A tile mosaic depicting U.S. President George H. W. Bush was installed on the floor of the lobby after the Gulf War. This was intended to force any visitors to walk over his face to enter the hotel (a serious insult in Arab culture). On 17 January 1993, the hotel was damaged in a U.S. missile strike and the attack resulted in civilian casualties. The artist, Layla Al-Attar, who created the mosaic died along with her husband and housekeeper when another stray U.S. missile hit her house. After the invasion in 2003, the mosaic was smashed by U.S. soldiers, who left a portrait of Saddam behind.

After the invasion, the hotel was converted into a base for the Coalition forces and the American military. On 26 October 2003 28, 68 mm and 85 mm Katyusha rockets were fired at and struck the hotel, killing Lieutenant Colonel Charles H. Buehring and injuring 17 others. An additional 12 rockets failed to fire and remained in their tubes in the improvised launcher which was located less than 250 meters from the hotel. Deputy Defense Secretary Paul Wolfowitz was staying in the hotel the night of the attack but was unhurt, while author and United States Department of Labor official Craig Davis was injured.

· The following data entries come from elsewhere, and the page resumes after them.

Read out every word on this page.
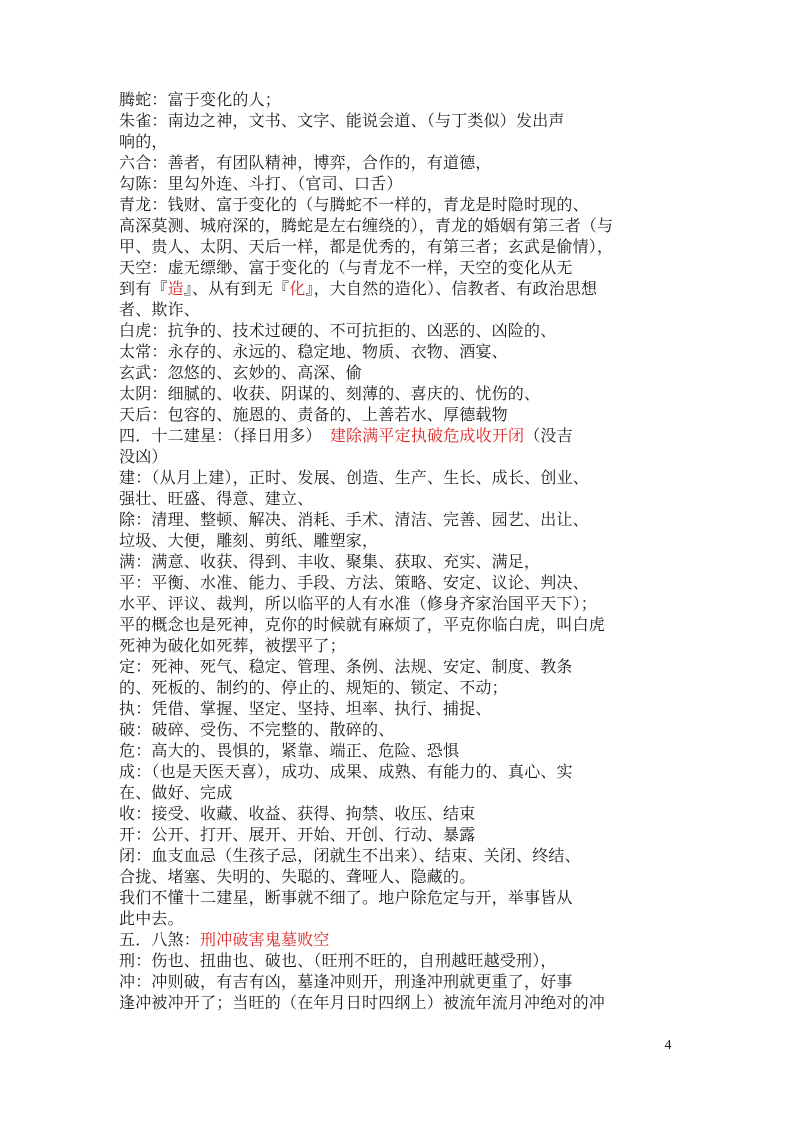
腾蛇：富于变化的人；
朱雀：南边之神，文书、文字、能说会道、（与丁类似）发出声
响的，
六合：善者，有团队精神，博弈，合作的，有道德，
勾陈：里勾外连、斗打、（官司、口舌）
青龙：钱财、富于变化的（与腾蛇不一样的，青龙是时隐时现的、
高深莫测、城府深的，腾蛇是左右缠绕的），青龙的婚姻有第三者（与
甲、贵人、太阴、天后一样，都是优秀的，有第三者；玄武是偷情），
天空：虚无缥缈、富于变化的（与青龙不一样，天空的变化从无
到有『造』、从有到无『化』，大自然的造化）、信教者、有政治思想
者、欺诈、
白虎：抗争的、技术过硬的、不可抗拒的、凶恶的、凶险的、
太常：永存的、永远的、稳定地、物质、衣物、酒宴、
玄武：忽悠的、玄妙的、高深、偷
太阴：细腻的、收获、阴谋的、刻薄的、喜庆的、忧伤的、
天后：包容的、施恩的、责备的、上善若水、厚德载物
四．十二建星：（择日用多）　建除满平定执破危成收开闭（没吉
没凶）
建：（从月上建），正时、发展、创造、生产、生长、成长、创业、
强壮、旺盛、得意、建立、
除：清理、整顿、解决、消耗、手术、清洁、完善、园艺、出让、
垃圾、大便，雕刻、剪纸、雕塑家，
满：满意、收获、得到、丰收、聚集、获取、充实、满足，
平：平衡、水准、能力、手段、方法、策略、安定、议论、判决、
水平、评议、裁判，所以临平的人有水准（修身齐家治国平天下）；
平的概念也是死神，克你的时候就有麻烦了，平克你临白虎，叫白虎
死神为破化如死葬，被摆平了；
定：死神、死气、稳定、管理、条例、法规、安定、制度、教条
的、死板的、制约的、停止的、规矩的、锁定、不动；
执：凭借、掌握、坚定、坚持、坦率、执行、捕捉、
破：破碎、受伤、不完整的、散碎的、
危：高大的、畏惧的，紧靠、端正、危险、恐惧
成：（也是天医天喜），成功、成果、成熟、有能力的、真心、实
在、做好、完成
收：接受、收藏、收益、获得、拘禁、收压、结束
开：公开、打开、展开、开始、开创、行动、暴露
闭：血支血忌（生孩子忌，闭就生不出来）、结束、关闭、终结、
合拢、堵塞、失明的、失聪的、聋哑人、隐藏的。
我们不懂十二建星，断事就不细了。地户除危定与开，举事皆从
此中去。
五．八煞：刑冲破害鬼墓败空
刑：伤也、扭曲也、破也、（旺刑不旺的，自刑越旺越受刑），
冲：冲则破，有吉有凶，墓逢冲则开，刑逢冲刑就更重了，好事
逢冲被冲开了；当旺的（在年月日时四纲上）被流年流月冲绝对的冲
4
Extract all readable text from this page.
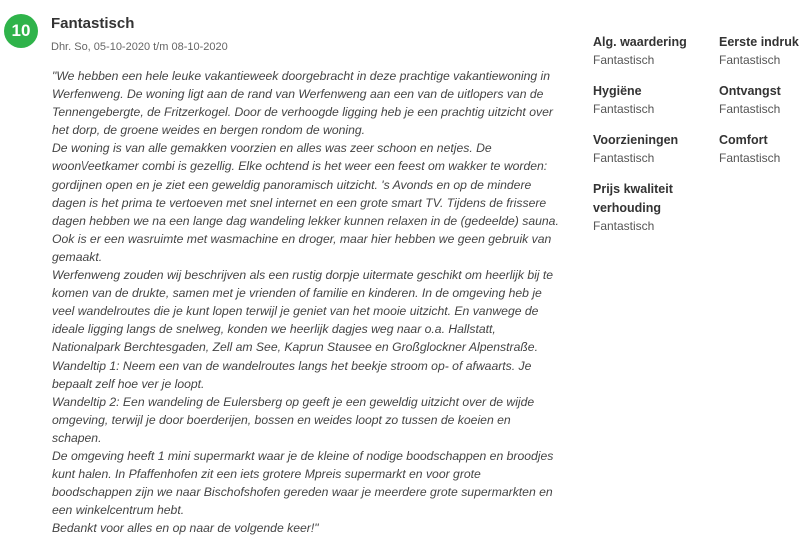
10	Fantastisch
Dhr. So, 05-10-2020 t/m 08-10-2020
"We hebben een hele leuke vakantieweek doorgebracht in deze prachtige vakantiewoning in
Werfenweng. De woning ligt aan de rand van Werfenweng aan een van de uitlopers van de
Tennengebergte, de Fritzerkogel. Door de verhoogde ligging heb je een prachtig uitzicht over
het dorp, de groene weides en bergen rondom de woning.
De woning is van alle gemakken voorzien en alles was zeer schoon en netjes. De
woon\/eetkamer combi is gezellig. Elke ochtend is het weer een feest om wakker te worden:
gordijnen open en je ziet een geweldig panoramisch uitzicht. 's Avonds en op de mindere
dagen is het prima te vertoeven met snel internet en een grote smart TV. Tijdens de frissere
dagen hebben we na een lange dag wandeling lekker kunnen relaxen in de (gedeelde) sauna.
Ook is er een wasruimte met wasmachine en droger, maar hier hebben we geen gebruik van
gemaakt.
Werfenweng zouden wij beschrijven als een rustig dorpje uitermate geschikt om heerlijk bij te
komen van de drukte, samen met je vrienden of familie en kinderen. In de omgeving heb je
veel wandelroutes die je kunt lopen terwijl je geniet van het mooie uitzicht. En vanwege de
ideale ligging langs de snelweg, konden we heerlijk dagjes weg naar o.a. Hallstatt,
Nationalpark Berchtesgaden, Zell am See, Kaprun Stausee en Großglockner Alpenstraße.
Wandeltip 1: Neem een van de wandelroutes langs het beekje stroom op- of afwaarts. Je
bepaalt zelf hoe ver je loopt.
Wandeltip 2: Een wandeling de Eulersberg op geeft je een geweldig uitzicht over de wijde
omgeving, terwijl je door boerderijen, bossen en weides loopt zo tussen de koeien en
schapen.
De omgeving heeft 1 mini supermarkt waar je de kleine of nodige boodschappen en broodjes
kunt halen. In Pfaffenhofen zit een iets grotere Mpreis supermarkt en voor grote
boodschappen zijn we naar Bischofshofen gereden waar je meerdere grote supermarkten en
een winkelcentrum hebt.
Bedankt voor alles en op naar de volgende keer!"
Alg. waardering
Fantastisch
Eerste indruk
Fantastisch
Hygiëne
Fantastisch
Ontvangst
Fantastisch
Voorzieningen
Fantastisch
Comfort
Fantastisch
Prijs kwaliteit verhouding
Fantastisch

Prior to the 2003 invasion, the hotel housed a shopping centre. The shops offered handmade items, souvenirs, carpets and jewellery shops. The hotel also housed an internet café in 2002. From 2005 through 2006 when a U.S. military Dining Facility (DFAC) was located in its lobby restaurant, the shops did a brisk business with American servicemembers. As of 2008, the shops and the internet café had returned, as well as a café. The hotel was used as a safe and neutral meeting place between the Iraqi Government, visiting dignitaries and Coalition Forces during 2007 – 2008. The hotel hosts meetings for economic development. Its position astride the International Zone ("Green Zone") boundary allows relative ease of attendance by Iraqis residing outside the International Zone.

The hotel was renovated by the United States Army Corps of Engineers with the help of local manpower and renovations were completed in 2008.

It was bombed on 19 August 2009. The hotel underwent a subsequent $65m renovation between 2010 and 2011 in preparation for an intended Arab leader's summit.

It joined the Rixos chain in 2012 and was renamed the Rixos Al Rasheed Baghdad Hotel. It transferred to the Golden Tulip Hotels chain in 2014, and was renamed the Royal Tulip Al Rasheed Hotel.

During the 2026 Iran war, the top two floors of the hotel were hit by a drone, which caused material damage.